Demokrasi ve Birlik Derneği Başkanı ve eski AKP Milletvekili Mehmet Metiner, “Eski Türkiye’de geçmişte yapıldığına benzer bir çözüm sürecine karşıyız, ama silahların bıraktırılması ve Kürtlerin bir takım haklı taleplerinin karşılanması anlamında da yeni bir çözüm sürecinin başlatılmasını zorunlu görüyoruz” dedi.
Ankara’da Demokrasi ve Birlik Derneği ile Birlik ve Demokrasi Vakfı’nın ortaklaşa düzenledikleri “Kürtler Ne İstiyor?” konulu çalıştay gerçekleşti.
Çalıştaya konuşmacı olarak katılan Demokrasi ve Birlik Derneği Başkanı ve eski AK Parti Milletvekili Mehmet Metiner, etkinliğin ardından gazetecilerin sorularını yanıtladı.
Derneğin kuruluş amacından söz eden Metiner, “Amacımız daha fazla demokrasi, daha fazla özgürlük temelinde Türklerle Kürtleri de birleştirerek ortak vatan üzerinde, herkese kazandıracak yeni çözüm formüllerini devreye almak. Tarihteki Türk-Kürt kardeşliğinin benzerini günümüzde inşa ederek, Türkiye’nin hepimizin ortak vatanı olduğunu, hepimizin bütün özelliklerinin üstünde taşıyan bir devlet olduğunu ve olması gerektiğini hatırlatarak, Türklerle Kürtler arasında fitne salmak isteyen çevrelerin de oyununu bozmak istiyoruz” dedi.
Metiner şunları kaydetti: “Kadim Türk-Kürt kardeşliğini yeniden diriltmeyi amaçlayan, bu anlamda Kürtleri hiçbir şekilde dışlamayan, Kürtler nerede olursa olsun -sadece Türkiye Kürtleri açısından değil, Irak Kürdistanı’nda yaşayan Kürtler için de Suriye’deki Kürtler açısından da- Türklerle Kürtler kollarını birleştirerek güçlü bir tarihsel yolculuğa çıkmasını önemsiyoruz. Derneğimizin kuruluş amacı bu. Bugün de bu çalıştayda, Sayın Cumhurbaşkanımızın ortaya koymuş olduğu ‘Türkiye Yüzyılı’ projesi var. Yeni bir anayasa vaadinde bulunmuştu. Bu anayasa sürecini de hep birlikte inşa etmemiz gerektiğini söylemişti. Biz de bu sürece katkı sunmak istiyoruz. Türkiye Kürtlerinin istekleri, soruları ve talepleri nelerdir, bilelim ve ortaya koyalım.
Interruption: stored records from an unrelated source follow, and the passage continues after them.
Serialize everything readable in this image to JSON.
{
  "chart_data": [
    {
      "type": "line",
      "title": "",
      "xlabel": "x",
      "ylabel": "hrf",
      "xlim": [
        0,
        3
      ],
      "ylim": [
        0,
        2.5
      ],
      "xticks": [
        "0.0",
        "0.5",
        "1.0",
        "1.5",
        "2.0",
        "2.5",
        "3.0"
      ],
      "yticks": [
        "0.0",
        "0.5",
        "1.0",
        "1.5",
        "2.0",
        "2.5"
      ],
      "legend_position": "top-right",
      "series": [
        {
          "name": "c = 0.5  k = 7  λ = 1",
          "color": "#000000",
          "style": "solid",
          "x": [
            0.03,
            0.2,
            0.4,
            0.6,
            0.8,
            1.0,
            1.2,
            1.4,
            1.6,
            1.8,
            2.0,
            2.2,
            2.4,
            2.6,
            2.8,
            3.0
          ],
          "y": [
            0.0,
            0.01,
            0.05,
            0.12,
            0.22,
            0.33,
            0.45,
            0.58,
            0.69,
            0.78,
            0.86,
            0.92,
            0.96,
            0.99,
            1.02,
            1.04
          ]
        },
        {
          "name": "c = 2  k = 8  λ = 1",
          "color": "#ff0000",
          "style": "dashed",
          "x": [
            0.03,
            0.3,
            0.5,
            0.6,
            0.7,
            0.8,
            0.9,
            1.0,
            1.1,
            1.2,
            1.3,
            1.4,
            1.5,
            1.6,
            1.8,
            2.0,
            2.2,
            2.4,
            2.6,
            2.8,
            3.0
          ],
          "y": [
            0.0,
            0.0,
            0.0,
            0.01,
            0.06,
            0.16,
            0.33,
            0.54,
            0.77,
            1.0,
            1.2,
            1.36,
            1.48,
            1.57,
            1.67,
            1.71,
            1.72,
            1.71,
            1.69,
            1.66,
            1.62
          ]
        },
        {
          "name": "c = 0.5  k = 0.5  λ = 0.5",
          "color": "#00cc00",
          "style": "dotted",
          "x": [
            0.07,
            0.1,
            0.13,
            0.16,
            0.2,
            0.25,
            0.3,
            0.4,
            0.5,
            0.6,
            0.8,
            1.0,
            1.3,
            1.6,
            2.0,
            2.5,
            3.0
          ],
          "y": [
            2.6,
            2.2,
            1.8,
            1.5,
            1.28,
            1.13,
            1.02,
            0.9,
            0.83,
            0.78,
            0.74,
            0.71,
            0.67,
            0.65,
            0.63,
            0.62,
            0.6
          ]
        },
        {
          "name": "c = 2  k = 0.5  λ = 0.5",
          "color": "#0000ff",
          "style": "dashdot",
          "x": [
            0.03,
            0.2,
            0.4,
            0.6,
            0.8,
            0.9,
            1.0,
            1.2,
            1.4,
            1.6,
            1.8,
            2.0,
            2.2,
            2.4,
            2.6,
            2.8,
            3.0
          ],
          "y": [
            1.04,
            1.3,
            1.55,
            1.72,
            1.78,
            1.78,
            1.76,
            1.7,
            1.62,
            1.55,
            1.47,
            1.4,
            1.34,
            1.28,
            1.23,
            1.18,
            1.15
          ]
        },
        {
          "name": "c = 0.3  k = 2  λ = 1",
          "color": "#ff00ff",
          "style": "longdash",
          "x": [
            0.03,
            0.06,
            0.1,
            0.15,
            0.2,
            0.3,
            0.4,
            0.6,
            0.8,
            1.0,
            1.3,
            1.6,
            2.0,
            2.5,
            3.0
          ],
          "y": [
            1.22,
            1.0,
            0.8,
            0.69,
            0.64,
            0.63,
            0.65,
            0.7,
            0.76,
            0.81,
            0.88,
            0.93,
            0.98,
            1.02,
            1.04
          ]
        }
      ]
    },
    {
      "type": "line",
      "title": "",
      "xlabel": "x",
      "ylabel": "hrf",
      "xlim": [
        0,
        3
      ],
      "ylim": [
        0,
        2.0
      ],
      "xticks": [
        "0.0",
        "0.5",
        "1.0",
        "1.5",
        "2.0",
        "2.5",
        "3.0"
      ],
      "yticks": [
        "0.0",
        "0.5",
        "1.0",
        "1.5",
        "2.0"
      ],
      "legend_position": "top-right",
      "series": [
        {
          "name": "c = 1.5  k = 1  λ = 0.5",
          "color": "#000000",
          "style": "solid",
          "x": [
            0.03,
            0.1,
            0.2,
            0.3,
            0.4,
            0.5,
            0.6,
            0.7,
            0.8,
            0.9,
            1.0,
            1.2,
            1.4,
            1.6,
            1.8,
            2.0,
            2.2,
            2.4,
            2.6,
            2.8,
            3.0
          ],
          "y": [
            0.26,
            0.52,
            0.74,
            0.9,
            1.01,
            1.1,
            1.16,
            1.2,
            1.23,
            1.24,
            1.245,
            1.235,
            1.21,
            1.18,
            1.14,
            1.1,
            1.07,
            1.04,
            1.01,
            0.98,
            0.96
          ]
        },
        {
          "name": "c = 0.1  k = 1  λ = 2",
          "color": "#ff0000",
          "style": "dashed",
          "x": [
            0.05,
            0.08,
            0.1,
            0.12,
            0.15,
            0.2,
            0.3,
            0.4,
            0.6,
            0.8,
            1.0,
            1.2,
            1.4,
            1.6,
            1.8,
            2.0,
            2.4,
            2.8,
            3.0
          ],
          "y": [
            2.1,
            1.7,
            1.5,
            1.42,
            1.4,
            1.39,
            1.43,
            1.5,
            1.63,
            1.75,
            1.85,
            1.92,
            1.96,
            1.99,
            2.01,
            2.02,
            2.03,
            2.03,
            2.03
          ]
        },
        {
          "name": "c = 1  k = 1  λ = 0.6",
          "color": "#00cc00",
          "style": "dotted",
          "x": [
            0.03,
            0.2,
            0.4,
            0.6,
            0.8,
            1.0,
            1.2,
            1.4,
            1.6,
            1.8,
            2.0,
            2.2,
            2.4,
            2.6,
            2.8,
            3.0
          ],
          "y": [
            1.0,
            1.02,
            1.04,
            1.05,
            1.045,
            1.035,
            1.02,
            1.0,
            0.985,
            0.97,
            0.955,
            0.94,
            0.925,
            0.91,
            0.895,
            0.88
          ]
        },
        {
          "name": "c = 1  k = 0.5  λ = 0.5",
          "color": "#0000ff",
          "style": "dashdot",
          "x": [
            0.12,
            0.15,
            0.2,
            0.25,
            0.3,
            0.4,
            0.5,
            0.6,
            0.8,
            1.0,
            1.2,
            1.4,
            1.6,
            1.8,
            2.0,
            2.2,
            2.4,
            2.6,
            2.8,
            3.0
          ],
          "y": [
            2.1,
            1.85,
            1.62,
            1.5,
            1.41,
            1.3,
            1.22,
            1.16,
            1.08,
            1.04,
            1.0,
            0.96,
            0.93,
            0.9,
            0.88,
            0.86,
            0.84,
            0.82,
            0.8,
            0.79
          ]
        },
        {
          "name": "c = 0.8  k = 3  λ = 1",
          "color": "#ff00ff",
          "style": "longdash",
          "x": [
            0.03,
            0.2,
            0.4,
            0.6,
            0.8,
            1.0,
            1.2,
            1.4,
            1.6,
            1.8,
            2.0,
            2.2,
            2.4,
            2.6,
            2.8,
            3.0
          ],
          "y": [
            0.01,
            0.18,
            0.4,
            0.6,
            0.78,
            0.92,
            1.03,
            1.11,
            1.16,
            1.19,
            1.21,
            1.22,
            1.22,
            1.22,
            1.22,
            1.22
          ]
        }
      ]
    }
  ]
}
Dolayısıyla yeni anayasa yapım sürecinde Türkiye Kürtleri olarak katkı sunalım. İnşallah bu çalışmaların benzerlerini Diyarbakır ve başka vilayetlerimizde de yaparak, bu çözüm ikliminin yeşermesine katkıda bulunmak istiyoruz.”
Yeni anayasa sürecine de değinen Metiner, şunları vurguladı: “Tabii ki getirilebilir. Kürt’ün Türk’ten daha değersiz olduğunu kim söyleyebilir? Bir yanda demokratik vatandaşlık bir yanda din kardeşliği diyeceksiniz, ama Kürtleri ikinci sınıf vatandaş gibi göreceksiniz. Türklere tanıdığınız hakların neredeyse hiçbirini Kürtlere tanımayacaksınız, bu kabul edilebilir bir şey mi? Ne din bunu kabul eder ne insanlık bunu kabul eder ne de demokrasi anlayışı… Zaten AK Parti iktidarının, Recep Tayyip Erdoğan liderliğinin anlamı burada. Erdoğan liderliğinin bize söylediği şey şudur: Türkiye hepimizin devletidir, bu vatan hepimizin vatanıdır.”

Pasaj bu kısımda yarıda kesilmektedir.